Dom dodged into a booth and waited a minute before glancing out through the clear crystal panel of the door. There were two or three thousand people in the central hall, but none seemed to have noticed him.
In front of him was a black crystal wall, studded with innumerable pinpoints of red light. They clustered thickly around a plain copper disc, set flush with the crystal. It hummed, said: 'Please state your business.'
Dom relaxed.
'Are you the Bank?' he asked.
'No, sir. I am a Teller, merely a comparatively simple servo-mechanical sub-unit.'
'Uh, okay. Then please transfer seventeen standards to the sundog racial account,' he said, while invisible eyes tactfully examined his retinal patterns, voice inflections, DNA helix and teeth.
'Transaction completed.'
'And I wish to notify the Joker Institute that I have located a Joker building, description and position as noted.'
He pressed a copy of the
One Jump's
log into a recess below the disc.
'Bounty will be paid on verification.'
Dom wondered if the assassin lurking at the tower had also registered discovery. He
kne
w there had been an assassin. Somewhere in totality was a universe where Dom Sabalos was dead. But of course, there would be many such universes. According to p-math there was at least one universe for every probability, even the unthinkable ones.
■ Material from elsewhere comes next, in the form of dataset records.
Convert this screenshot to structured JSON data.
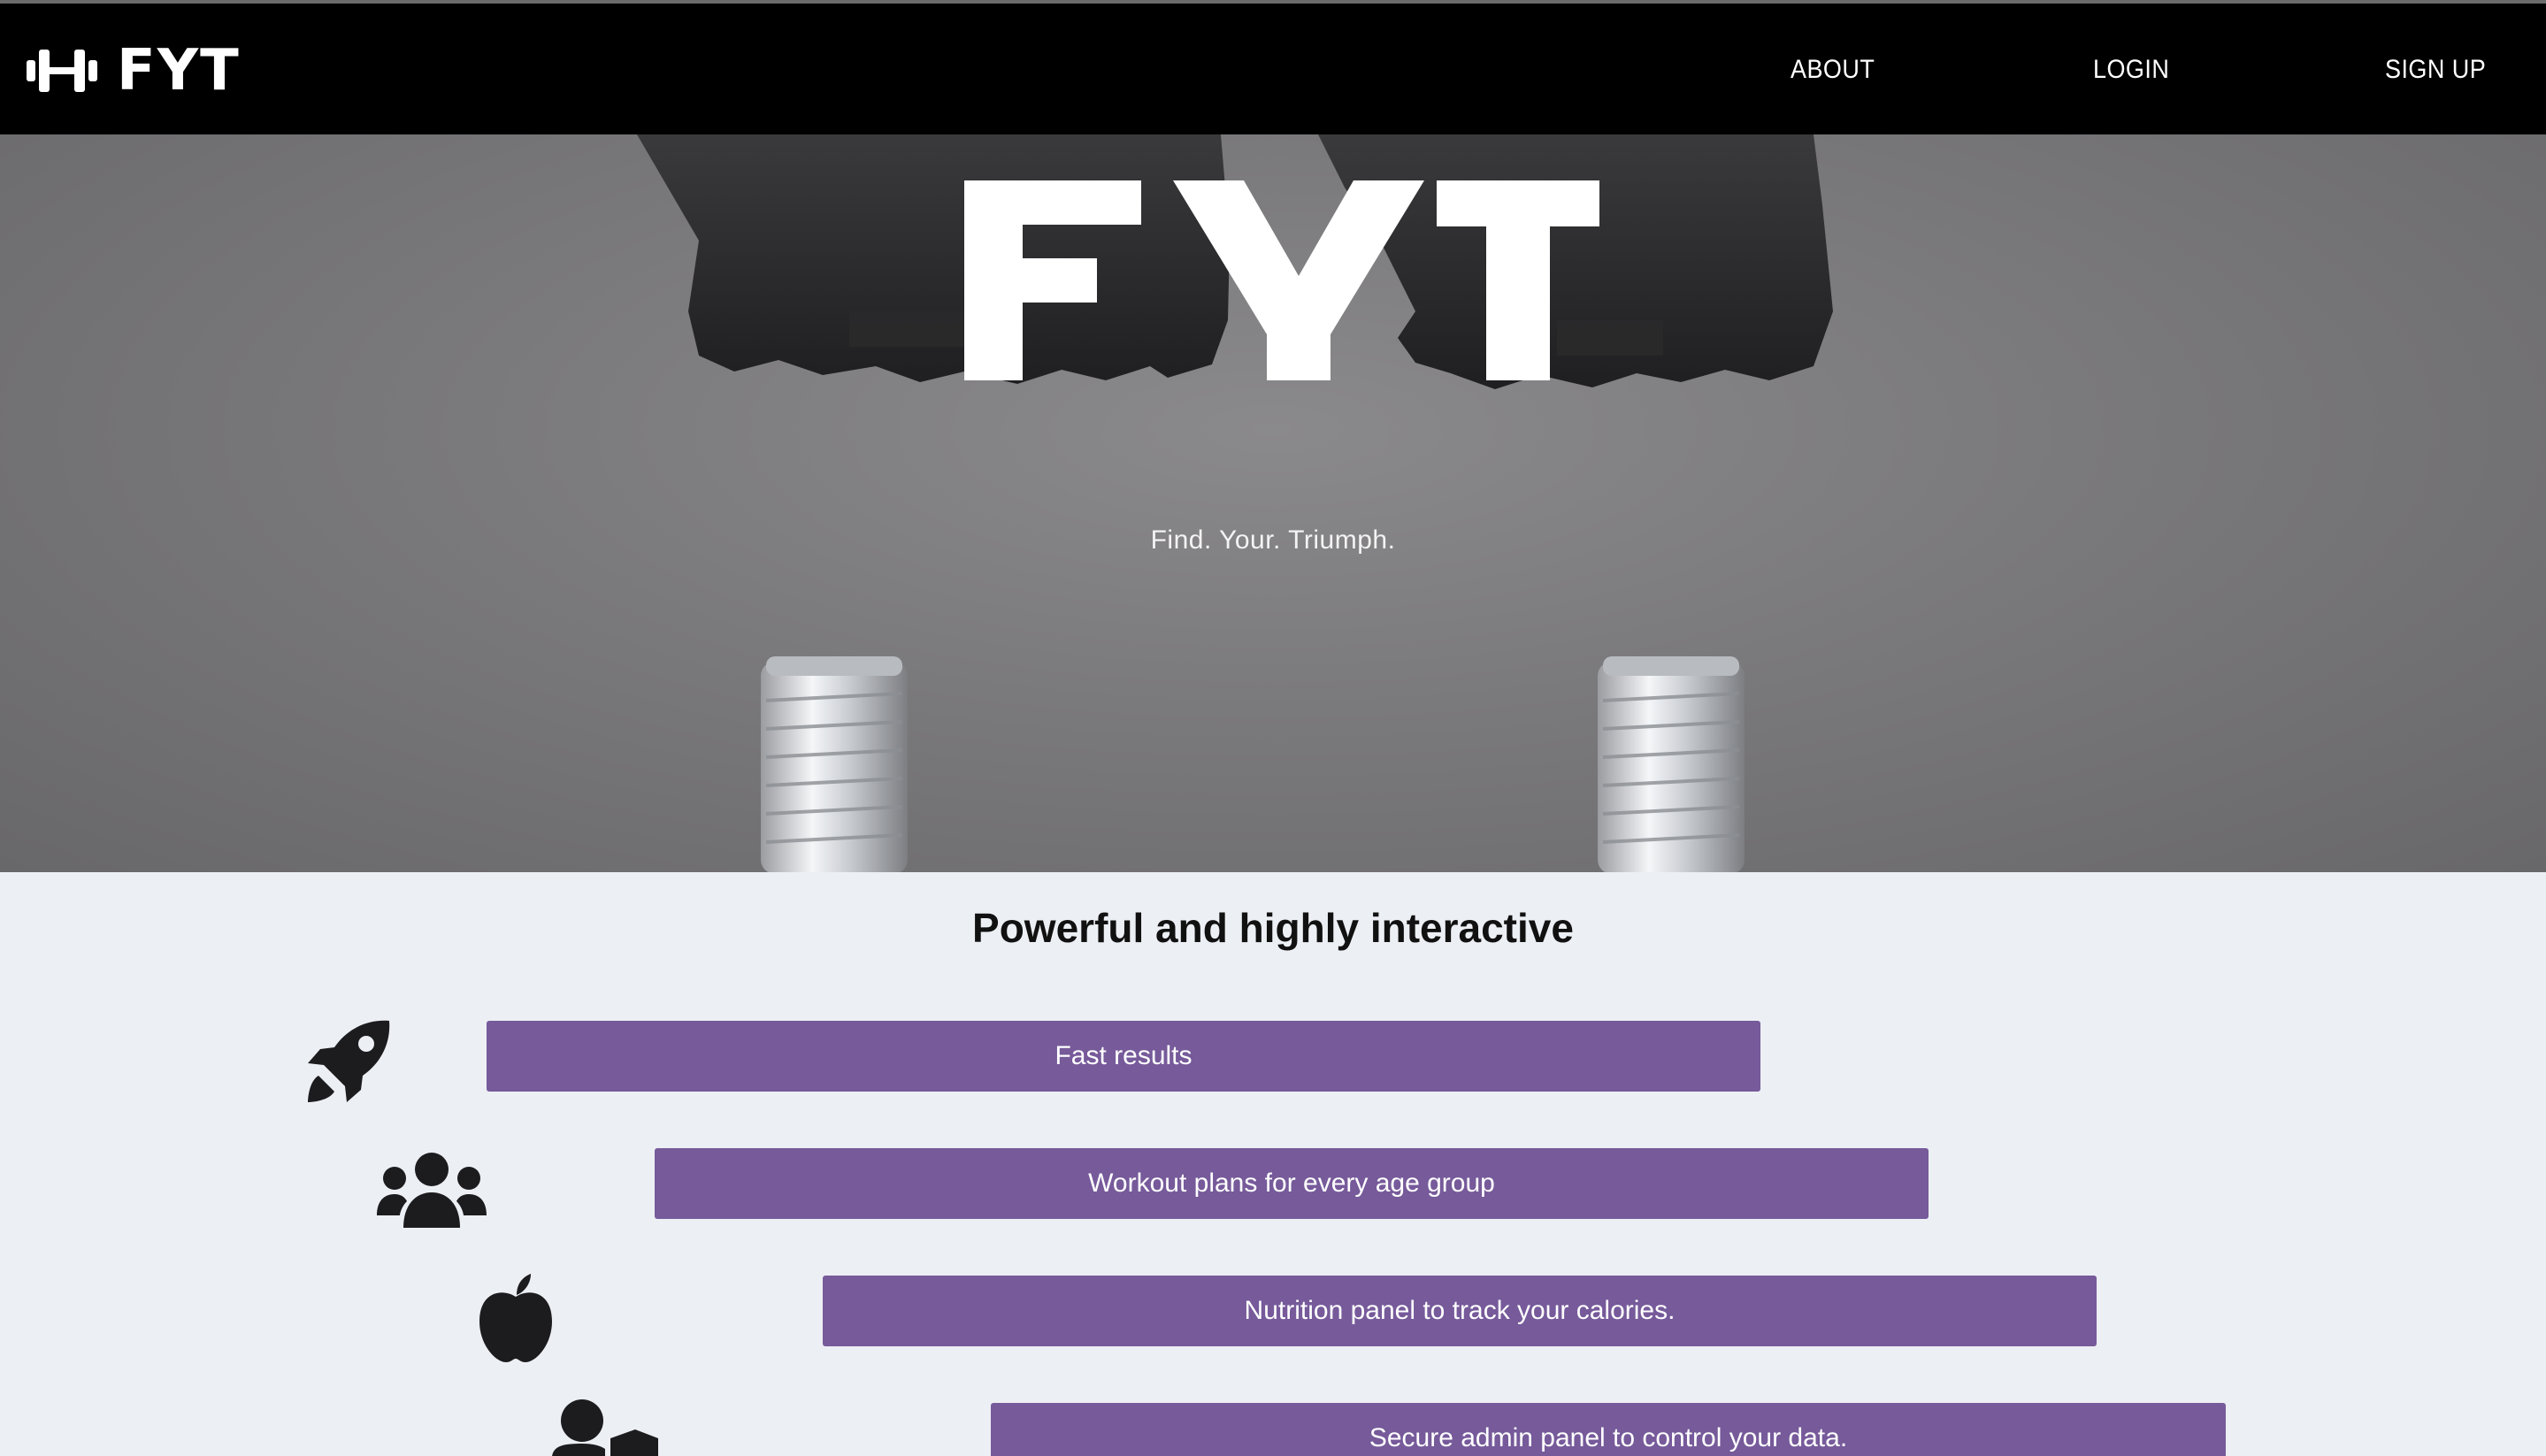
{
  "nav": {
    "logo_text": "FYT",
    "logo_icon": "dumbbell-icon",
    "links": [
      "ABOUT",
      "LOGIN",
      "SIGN UP"
    ]
  },
  "hero": {
    "title": "FYT",
    "tagline": "Find. Your. Triumph."
  },
  "features": {
    "title": "Powerful and highly interactive",
    "items": [
      {
        "icon": "rocket-icon",
        "label": "Fast results"
      },
      {
        "icon": "users-icon",
        "label": "Workout plans for every age group"
      },
      {
        "icon": "apple-icon",
        "label": "Nutrition panel to track your calories."
      },
      {
        "icon": "user-shield-icon",
        "label": "Secure admin panel to control your data."
      }
    ]
  },
  "colors": {
    "navbar": "#000000",
    "feature_bar": "#765a9a",
    "page_background": "#eceff4"
  }
}
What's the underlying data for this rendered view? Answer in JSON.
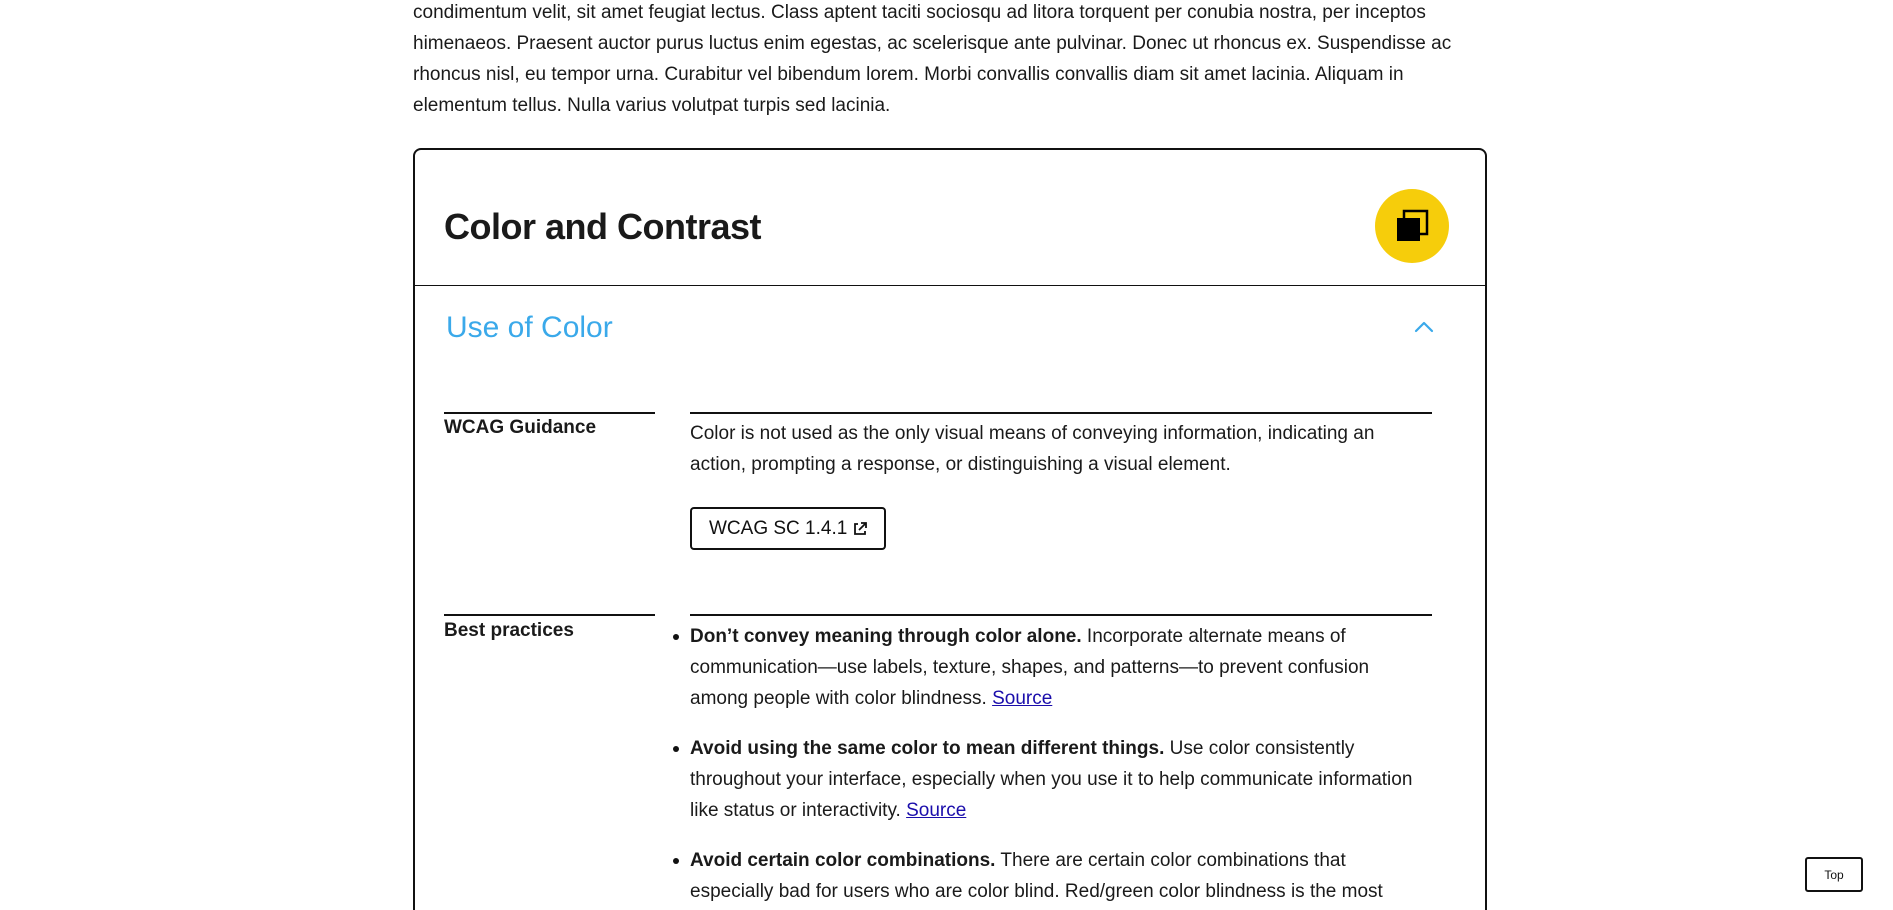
{
  "intro": {
    "text": "condimentum velit, sit amet feugiat lectus. Class aptent taciti sociosqu ad litora torquent per conubia nostra, per inceptos himenaeos. Praesent auctor purus luctus enim egestas, ac scelerisque ante pulvinar. Donec ut rhoncus ex. Suspendisse ac rhoncus nisl, eu tempor urna. Curabitur vel bibendum lorem. Morbi convallis convallis diam sit amet lacinia. Aliquam in elementum tellus. Nulla varius volutpat turpis sed lacinia."
  },
  "card": {
    "title": "Color and Contrast",
    "badge_icon": "overlapping-squares-icon",
    "badge_color": "#f6cd0b",
    "section": {
      "title": "Use of Color",
      "title_color": "#3aa9ea",
      "toggle_icon": "chevron-up-icon",
      "expanded": true
    },
    "wcag": {
      "label": "WCAG Guidance",
      "text": "Color is not used as the only visual means of conveying information, indicating an action, prompting a response, or distinguishing a visual element.",
      "button_label": "WCAG SC 1.4.1",
      "button_icon": "external-link-icon"
    },
    "best_practices": {
      "label": "Best practices",
      "items": [
        {
          "bold": "Don’t convey meaning through color alone.",
          "text": " Incorporate alternate means of communication—use labels, texture, shapes, and patterns—to prevent confusion among people with color blindness. ",
          "link": "Source"
        },
        {
          "bold": "Avoid using the same color to mean different things.",
          "text": " Use color consistently throughout your interface, especially when you use it to help communicate information like status or interactivity. ",
          "link": "Source"
        },
        {
          "bold": "Avoid certain color combinations.",
          "text": " There are certain color combinations that especially bad for users who are color blind. Red/green color blindness is the most",
          "link": ""
        }
      ]
    }
  },
  "top_button": {
    "label": "Top"
  }
}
'Business completed?' asked the disc.
Dom frowned. It was his first visit to the Bank, although it was officially his Godfather. The Bank sent him greetings on the appropriate ceremonies, like his minor 28th-year birthdays, and small, interesting presents like the gravity-sandals he was still wearing. The gifts suggested a thoughtful personality. The greetings cards told nothing at all, except that they were generally signed in crescive High-Degree Creapii IV, a favourite script for multi-dextral amateur calligraphers. The problem now was making contact.